Lateral movement in a hybrid world exacerbates the problem because it is “environment dependent” as threat actors use available tools and infrastructure to impersonate legitimate users and obtain the credentials they need to access sensitive data. Identity-based attacks correlate with lateral movement if new identities continue to be compromised as attackers move through the network. It is important to monitor how identities are compromised and maintain visibility and consistency in your risks and controls. This becomes even more important when most identities are in federated domains that are not fully integrated with each other, creating blind spots for attackers to hide in. Leveraging GenAI tools can help speed up lateral movement. Previously, a ransomware attack would take 8-14 days, but with Microsoft Copilot, this reconnaissance takes minutes instead of days.

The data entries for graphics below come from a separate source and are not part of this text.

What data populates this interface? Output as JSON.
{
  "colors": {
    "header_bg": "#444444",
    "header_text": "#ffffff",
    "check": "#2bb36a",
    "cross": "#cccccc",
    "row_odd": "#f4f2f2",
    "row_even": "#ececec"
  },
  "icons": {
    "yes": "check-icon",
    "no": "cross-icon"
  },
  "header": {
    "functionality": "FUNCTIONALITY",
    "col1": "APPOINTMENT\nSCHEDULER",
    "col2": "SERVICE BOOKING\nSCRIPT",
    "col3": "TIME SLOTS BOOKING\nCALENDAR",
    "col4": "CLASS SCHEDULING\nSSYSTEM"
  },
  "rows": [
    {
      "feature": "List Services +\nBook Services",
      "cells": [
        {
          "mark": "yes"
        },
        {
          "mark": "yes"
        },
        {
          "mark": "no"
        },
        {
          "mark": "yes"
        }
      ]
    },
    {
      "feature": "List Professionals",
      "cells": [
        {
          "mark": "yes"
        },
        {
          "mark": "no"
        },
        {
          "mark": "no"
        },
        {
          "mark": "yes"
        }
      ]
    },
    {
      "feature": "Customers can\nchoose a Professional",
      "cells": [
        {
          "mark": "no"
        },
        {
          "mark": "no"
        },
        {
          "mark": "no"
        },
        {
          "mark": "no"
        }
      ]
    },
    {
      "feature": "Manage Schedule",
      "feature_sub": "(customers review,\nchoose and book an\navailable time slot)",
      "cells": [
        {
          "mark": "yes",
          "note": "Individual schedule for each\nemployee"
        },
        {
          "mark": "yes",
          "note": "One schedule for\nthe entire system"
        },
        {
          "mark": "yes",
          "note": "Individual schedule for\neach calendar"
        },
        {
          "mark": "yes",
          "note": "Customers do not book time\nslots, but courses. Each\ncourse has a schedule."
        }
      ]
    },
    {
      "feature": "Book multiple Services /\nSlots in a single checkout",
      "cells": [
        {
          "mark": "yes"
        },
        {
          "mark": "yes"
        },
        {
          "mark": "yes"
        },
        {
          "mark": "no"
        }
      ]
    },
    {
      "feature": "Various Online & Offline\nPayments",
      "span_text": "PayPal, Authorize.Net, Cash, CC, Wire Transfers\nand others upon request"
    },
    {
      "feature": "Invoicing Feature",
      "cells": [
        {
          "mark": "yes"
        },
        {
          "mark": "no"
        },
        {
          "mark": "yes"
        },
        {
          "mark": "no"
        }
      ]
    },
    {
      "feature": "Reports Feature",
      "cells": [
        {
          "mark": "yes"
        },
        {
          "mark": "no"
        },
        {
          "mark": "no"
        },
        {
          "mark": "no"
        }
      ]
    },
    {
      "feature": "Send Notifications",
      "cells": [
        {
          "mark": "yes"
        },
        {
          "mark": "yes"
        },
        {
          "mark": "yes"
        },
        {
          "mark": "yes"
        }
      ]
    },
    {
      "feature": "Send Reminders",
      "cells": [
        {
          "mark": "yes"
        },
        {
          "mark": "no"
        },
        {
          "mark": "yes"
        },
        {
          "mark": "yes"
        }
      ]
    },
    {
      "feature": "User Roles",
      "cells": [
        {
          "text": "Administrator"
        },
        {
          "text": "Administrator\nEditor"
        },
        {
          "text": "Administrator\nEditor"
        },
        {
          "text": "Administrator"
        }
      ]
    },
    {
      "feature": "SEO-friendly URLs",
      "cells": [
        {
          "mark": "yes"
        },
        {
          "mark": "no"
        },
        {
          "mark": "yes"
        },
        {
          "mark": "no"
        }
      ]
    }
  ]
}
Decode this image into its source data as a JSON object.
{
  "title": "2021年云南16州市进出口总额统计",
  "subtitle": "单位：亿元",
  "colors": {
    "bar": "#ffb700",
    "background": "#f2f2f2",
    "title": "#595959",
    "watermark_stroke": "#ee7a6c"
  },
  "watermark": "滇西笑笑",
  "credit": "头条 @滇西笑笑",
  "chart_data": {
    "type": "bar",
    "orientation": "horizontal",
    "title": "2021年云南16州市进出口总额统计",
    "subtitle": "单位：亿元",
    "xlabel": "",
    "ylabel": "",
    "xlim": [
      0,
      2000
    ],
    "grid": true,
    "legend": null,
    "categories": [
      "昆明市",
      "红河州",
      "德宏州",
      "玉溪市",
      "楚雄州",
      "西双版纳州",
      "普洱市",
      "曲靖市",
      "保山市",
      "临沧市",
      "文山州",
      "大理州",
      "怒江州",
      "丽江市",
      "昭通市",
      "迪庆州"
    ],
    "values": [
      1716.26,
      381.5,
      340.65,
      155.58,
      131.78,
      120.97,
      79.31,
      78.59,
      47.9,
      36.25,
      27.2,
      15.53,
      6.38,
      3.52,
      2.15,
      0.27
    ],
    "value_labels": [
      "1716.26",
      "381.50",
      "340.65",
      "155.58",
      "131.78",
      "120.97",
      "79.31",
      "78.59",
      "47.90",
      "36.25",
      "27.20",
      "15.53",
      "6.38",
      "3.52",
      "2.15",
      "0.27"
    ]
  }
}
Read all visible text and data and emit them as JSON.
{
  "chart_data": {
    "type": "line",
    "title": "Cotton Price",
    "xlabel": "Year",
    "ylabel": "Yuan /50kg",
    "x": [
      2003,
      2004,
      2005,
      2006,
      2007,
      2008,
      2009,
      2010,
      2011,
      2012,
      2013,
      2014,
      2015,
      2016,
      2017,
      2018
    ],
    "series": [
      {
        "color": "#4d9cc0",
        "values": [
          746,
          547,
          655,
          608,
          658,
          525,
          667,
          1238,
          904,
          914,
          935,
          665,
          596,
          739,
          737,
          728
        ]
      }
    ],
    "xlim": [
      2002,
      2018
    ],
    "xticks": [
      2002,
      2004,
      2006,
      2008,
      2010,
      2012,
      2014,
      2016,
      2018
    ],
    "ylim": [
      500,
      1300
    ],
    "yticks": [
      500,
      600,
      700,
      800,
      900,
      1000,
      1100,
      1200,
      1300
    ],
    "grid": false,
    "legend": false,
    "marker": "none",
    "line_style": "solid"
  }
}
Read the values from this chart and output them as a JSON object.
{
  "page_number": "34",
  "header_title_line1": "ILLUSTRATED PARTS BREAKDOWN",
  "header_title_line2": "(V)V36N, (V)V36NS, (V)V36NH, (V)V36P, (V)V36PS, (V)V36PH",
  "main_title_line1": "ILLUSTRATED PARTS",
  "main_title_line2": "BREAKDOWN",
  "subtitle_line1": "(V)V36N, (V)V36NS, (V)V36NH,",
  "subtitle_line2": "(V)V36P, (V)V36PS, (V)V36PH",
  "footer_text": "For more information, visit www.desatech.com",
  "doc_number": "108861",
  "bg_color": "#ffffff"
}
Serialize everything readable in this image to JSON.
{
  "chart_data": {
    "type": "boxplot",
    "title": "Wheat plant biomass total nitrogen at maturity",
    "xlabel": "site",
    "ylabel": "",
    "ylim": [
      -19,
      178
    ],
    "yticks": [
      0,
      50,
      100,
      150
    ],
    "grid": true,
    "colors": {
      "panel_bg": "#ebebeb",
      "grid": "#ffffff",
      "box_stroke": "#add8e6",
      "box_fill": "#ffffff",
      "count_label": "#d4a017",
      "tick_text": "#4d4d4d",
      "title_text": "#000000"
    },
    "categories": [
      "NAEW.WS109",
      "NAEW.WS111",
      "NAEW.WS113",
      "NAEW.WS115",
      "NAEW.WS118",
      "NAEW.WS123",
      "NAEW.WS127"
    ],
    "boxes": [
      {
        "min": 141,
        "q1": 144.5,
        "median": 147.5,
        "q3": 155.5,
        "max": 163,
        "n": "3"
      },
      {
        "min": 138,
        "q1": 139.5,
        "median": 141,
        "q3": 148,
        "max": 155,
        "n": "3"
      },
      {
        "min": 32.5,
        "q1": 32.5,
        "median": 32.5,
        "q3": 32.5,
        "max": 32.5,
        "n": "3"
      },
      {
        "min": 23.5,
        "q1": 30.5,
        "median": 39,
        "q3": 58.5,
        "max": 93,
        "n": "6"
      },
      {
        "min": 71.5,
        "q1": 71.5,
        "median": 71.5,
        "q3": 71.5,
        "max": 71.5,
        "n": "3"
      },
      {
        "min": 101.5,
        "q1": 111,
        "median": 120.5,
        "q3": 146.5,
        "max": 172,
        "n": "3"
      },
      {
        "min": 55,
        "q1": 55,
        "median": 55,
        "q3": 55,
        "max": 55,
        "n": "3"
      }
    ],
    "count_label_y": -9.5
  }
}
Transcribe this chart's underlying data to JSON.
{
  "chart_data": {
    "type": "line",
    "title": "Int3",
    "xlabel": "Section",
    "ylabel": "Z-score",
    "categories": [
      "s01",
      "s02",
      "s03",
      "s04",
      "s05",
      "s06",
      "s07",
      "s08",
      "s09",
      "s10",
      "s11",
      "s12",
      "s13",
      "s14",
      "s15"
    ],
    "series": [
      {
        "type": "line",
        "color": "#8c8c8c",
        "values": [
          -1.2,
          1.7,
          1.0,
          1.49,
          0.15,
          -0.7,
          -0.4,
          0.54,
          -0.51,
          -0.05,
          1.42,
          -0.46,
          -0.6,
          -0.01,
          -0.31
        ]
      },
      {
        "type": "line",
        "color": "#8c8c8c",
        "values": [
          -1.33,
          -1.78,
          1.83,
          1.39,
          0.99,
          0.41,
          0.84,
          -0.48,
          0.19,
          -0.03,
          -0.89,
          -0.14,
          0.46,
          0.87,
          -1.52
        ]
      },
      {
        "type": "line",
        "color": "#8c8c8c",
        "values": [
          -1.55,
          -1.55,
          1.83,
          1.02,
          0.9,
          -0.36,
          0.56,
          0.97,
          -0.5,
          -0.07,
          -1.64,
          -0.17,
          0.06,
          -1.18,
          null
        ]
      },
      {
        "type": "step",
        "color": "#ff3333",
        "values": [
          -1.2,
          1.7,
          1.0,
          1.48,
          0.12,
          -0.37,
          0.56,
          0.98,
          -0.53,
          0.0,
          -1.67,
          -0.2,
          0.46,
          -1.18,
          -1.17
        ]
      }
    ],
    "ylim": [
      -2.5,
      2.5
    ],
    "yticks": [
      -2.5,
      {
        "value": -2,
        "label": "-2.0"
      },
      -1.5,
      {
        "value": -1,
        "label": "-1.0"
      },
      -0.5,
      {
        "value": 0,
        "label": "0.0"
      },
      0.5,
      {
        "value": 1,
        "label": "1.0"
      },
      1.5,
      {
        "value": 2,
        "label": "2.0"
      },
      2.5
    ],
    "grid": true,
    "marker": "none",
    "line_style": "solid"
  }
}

Combating AI threats with AI
Despite these challenges, GenAI presents an exciting opportunity to leverage AI technology to help fight cyberattacks. If companies go back to basics, leverage proven security expertise, and build a solid foundation of security measures, they can innovate without the potential negative consequences. Key factors to consider include:

Focus on basic TTPs: Cybercrime continues to grow, but the threat vectors – potential paths into systems – remain the same. Organizations must apply the same defensive mechanisms as they expand their digital footprint, focusing on foundational techniques and tactics, procedures, and protocols (TTPs) that help prevent and remediate security incidents.

Invest in security controls: A recent Proofpoint 2024 Voice of the CISO report listed human error as the top cyber vulnerability threat. Social engineering is also used to exploit employees into handing over their credentials to malicious actors. In addition to up-to-date security training, organizations should strengthen privilege management protocols to ensure users only have access to the data and functions they need to perform their roles to limit opportunities for compromise.

Finding the right AI solutions: Protecting against today's unknown threats requires security solutions that combine both security research and data science. Instant remediation with AI allows security teams to stop malicious behavior, eliminate access, and prevent breaches, application abuse, exfiltration, and other damage within minutes instead of months.

Build visibility, awareness and insight: Security teams need rapid visibility and situational awareness across their environments to get ahead of anomalous activity that may go unnoticed without security-rich information. As we move to a cloud-native world, a framework that provides cloud telemetry specific to cloud infrastructure is ideal. The MITRE ATT&CK framework uses patented AI to learn privileged user behavior. By identifying normal and abnormal conditions, analysts can gain real-time visibility into hybrid environments. This allows them to detect and stop lateral movement and ransomware before attackers can cause damage.



As organizations become more innovative, so do attackers
GenAI's potential to transform workforce productivity and drive innovation is not just hype. As GenAI's capabilities continue to evolve, it will advance security tools, improve threat intelligence, and transform security operations centers. Security leaders must embrace AI as part of their defense and response strategies to remain resilient, agile, and one step ahead of cyber attackers.